MUSIC
Rumer, The Queen’s Hall, Edinburgh, Friday
The Pakistan-born British singer hits the road again, which means another chance to hear live one of the warmest, most welcoming voices in pop. Rumer also has an ear for a good song, and she’s written one or two of those herself. We’ll be the ones at the back calling for Slow.
EXHIBITION
k.364, DCA, Dundee, from today
Scottish Turner Prize-winner Douglas Gordon unveils the UK premiere of his film installation k.364, which take in trains and history and the power of music as it follows two Israeli musicians of Polish descent on a journey through Europe and the music of Mozart. The exhibition runs until August 7.
FICTION
Thrown, Sara Cox, Coronet, £14.99, published Thursday
The tagline reads “Four women. One pottery class. Things will never be the same again.” The Radio 2 DJ (and former The Great Pottery Throw Down presenter) makes her debut as a novelist with this novel about friendship and pottery.

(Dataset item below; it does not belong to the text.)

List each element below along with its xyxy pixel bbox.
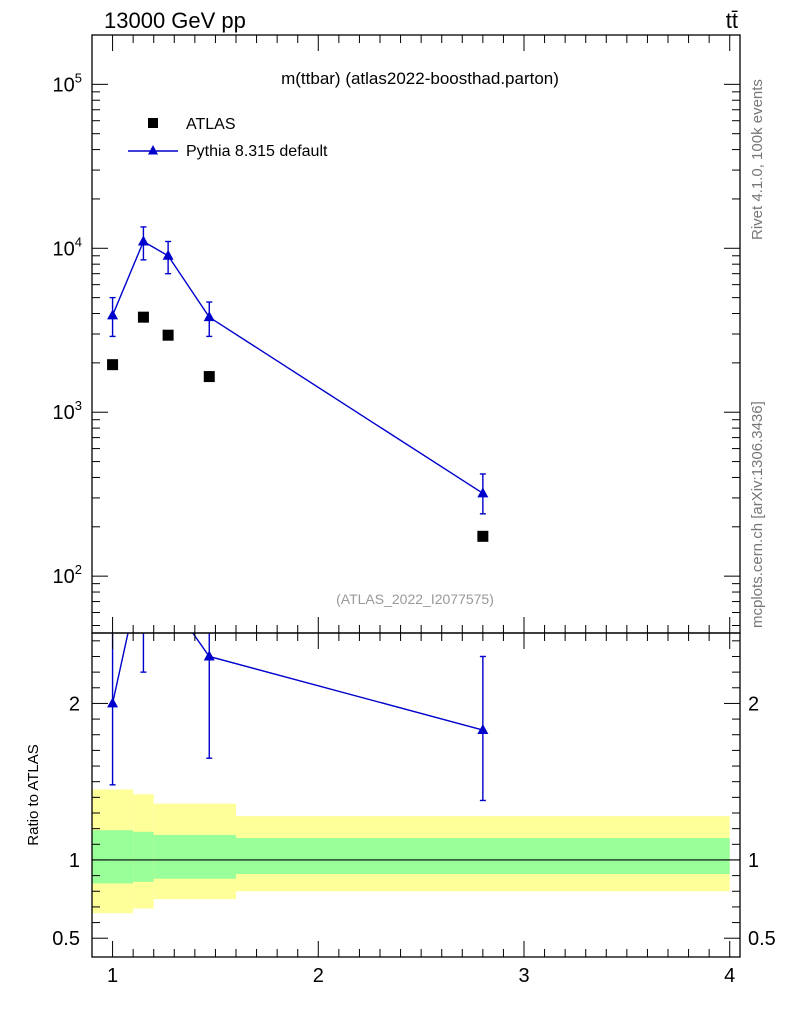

Marian Keyes likes it, and you can’t get any better endorsement than that.
MUSIC
Tales of the Tribe, Royal Concert Hall, Glasgow, Thursday
Subtitled “Songs for Scotland’s Mythical Creatures,” Tommy Smith and the Scottish National Jazz Orchestra team up with Phil Cunningham, Julie Fowlis (above), John McCusker and Michael McGoldrick for this companion piece to Smith’s Glasgow International Jazz Festival commission, Beasts of Scotland. Also featuring the poetry of Meg Bateman, Christine De Luca, Peter MacKay and Tom Pow, this sounds like just the kind of expansive project suitable to mark the Scottish National Jazz Orchestra’s 25th anniversary celebration. The show will transfer to Music Hall, Aberdeen next Friday and to the Queen’s Hall, Edinburgh next Saturday.
FESTIVAL
Aye Write, Mitchell Library, Glasgow
Everyone who is anyone in the world of books is heading to Glasgow over the next couple of weeks now that the Aye Write festival is back at the Mitchell Library. This week’s guests include Primal Scream’s Bobby Gillespie (tonight, 9.30pm), Bernard MacLaverty, pictured, (tomorrow, 3pm) and civil rights attorney Clive Stafford Smith (Friday, 6.30pm). And that’s just the tip of the literary iceberg, with many more names to follow between now and the end of the festival on May 22.